Abbey Inventories


My property is unfurnished – do I need an Inventory?


Yes! Even if a property is unfurnished or ‘empty’, it is likely to contain many high value items. The Inventory is not just a list of the furniture and the items that are in a property. The Inventory would show the condition of doors, walls, windows, curtains, carpets, bathrooms, kitchen appliances, garden etc. At the Check-in the Inventory clerk will also prepare a Schedule of condition, which is crucial with regards to proving what was the general state of the property and the level of cleanliness at the start of the tenancy. Both documents are very important for solving disputes at the end of the tenancy.

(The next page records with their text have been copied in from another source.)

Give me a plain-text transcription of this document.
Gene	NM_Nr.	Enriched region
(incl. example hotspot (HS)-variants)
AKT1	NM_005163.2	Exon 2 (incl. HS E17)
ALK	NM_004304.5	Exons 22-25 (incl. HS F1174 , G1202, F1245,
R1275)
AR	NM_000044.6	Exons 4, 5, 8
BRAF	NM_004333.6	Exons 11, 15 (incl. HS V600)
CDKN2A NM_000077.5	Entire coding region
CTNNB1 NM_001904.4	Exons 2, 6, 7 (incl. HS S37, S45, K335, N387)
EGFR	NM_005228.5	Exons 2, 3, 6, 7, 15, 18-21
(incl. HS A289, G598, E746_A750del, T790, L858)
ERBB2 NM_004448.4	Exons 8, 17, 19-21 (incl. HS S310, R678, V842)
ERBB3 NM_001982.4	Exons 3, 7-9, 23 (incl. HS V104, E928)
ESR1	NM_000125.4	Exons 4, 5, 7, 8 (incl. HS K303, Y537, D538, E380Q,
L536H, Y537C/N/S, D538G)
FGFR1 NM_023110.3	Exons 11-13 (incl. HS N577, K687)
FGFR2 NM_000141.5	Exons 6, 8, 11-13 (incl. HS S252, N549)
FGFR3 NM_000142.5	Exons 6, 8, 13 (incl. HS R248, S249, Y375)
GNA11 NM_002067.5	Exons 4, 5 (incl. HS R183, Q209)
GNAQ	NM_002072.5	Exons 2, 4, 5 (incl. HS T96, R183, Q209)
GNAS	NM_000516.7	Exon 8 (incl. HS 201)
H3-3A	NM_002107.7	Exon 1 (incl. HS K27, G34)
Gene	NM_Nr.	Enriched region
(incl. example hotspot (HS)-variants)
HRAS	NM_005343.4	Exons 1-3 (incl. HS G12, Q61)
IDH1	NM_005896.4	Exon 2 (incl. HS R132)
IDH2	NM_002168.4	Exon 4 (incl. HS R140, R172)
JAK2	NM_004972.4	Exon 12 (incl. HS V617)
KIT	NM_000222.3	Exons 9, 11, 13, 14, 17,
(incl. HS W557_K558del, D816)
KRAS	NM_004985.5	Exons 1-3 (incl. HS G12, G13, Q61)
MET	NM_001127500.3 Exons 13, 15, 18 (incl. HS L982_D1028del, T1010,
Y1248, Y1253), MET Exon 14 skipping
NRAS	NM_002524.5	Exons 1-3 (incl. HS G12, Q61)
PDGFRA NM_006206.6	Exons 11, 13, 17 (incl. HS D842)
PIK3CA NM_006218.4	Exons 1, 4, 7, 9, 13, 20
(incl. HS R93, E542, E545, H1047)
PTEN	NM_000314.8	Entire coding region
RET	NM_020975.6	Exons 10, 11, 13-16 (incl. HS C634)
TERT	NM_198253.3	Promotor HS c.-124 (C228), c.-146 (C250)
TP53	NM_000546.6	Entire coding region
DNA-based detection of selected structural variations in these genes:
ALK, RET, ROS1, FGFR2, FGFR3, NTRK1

Many Landlords believe that if their property is unfurnished very little can be stolen or damaged and thus they don’t need an Inventory. But the Tenants might repaint the walls in dark colours or leave newly painted walls heavily marked, windows cracked, hardwood floors or kitchen worktops damaged, carpets stained or with cigarettes burns and so on. And all these could be costly to repair or replace.


Finally, if there is no Inventory there will be nothing to evidence the cleanliness at the start of the Tenancy and there will be very little that can be done when Tenants leave the property dirty on departure. And even for a small 1 bed flat the cleaning invoice could be a few hundred pounds.


Some Landlords think that in such cases they can simply deduct money from the Tenants' deposit. But if the Tenant is not happy with the deductions he can take the matter to court. In such cases the Landlord will have to prove what was that the state of the property prior to the Tenant inhabiting it in order to justify the deductions to the deposit.


And if the Tenant’s deposit is put into a Tenancy Deposit Scheme, the obligation to provide proof for deductions is for the Landlord or his Agent. The arbitrators see the deposit as the Tenant’s and often the tenant will say “But it was like it when we moved in”. The Landlords need to provide reliable evidence of the condition of the property at the start and at the end of tenancy to support their claim for deductions from the deposit. If there is no Inventory prepared the Landlord might not be able to receive any money from the Tenant’s deposit. Not only that he will have to pay for redecorating, repairing or cleaning of the property.


In summary, the best evidence, a Landlord can provide, to support a claim for deductions from the security deposit, is a good Inventory and Schedule of Condition, signed and agreed by both parties, and a detailed Check-Out report, supported by photographs. Without an Inventory, a Landlord’s chances of success are limited.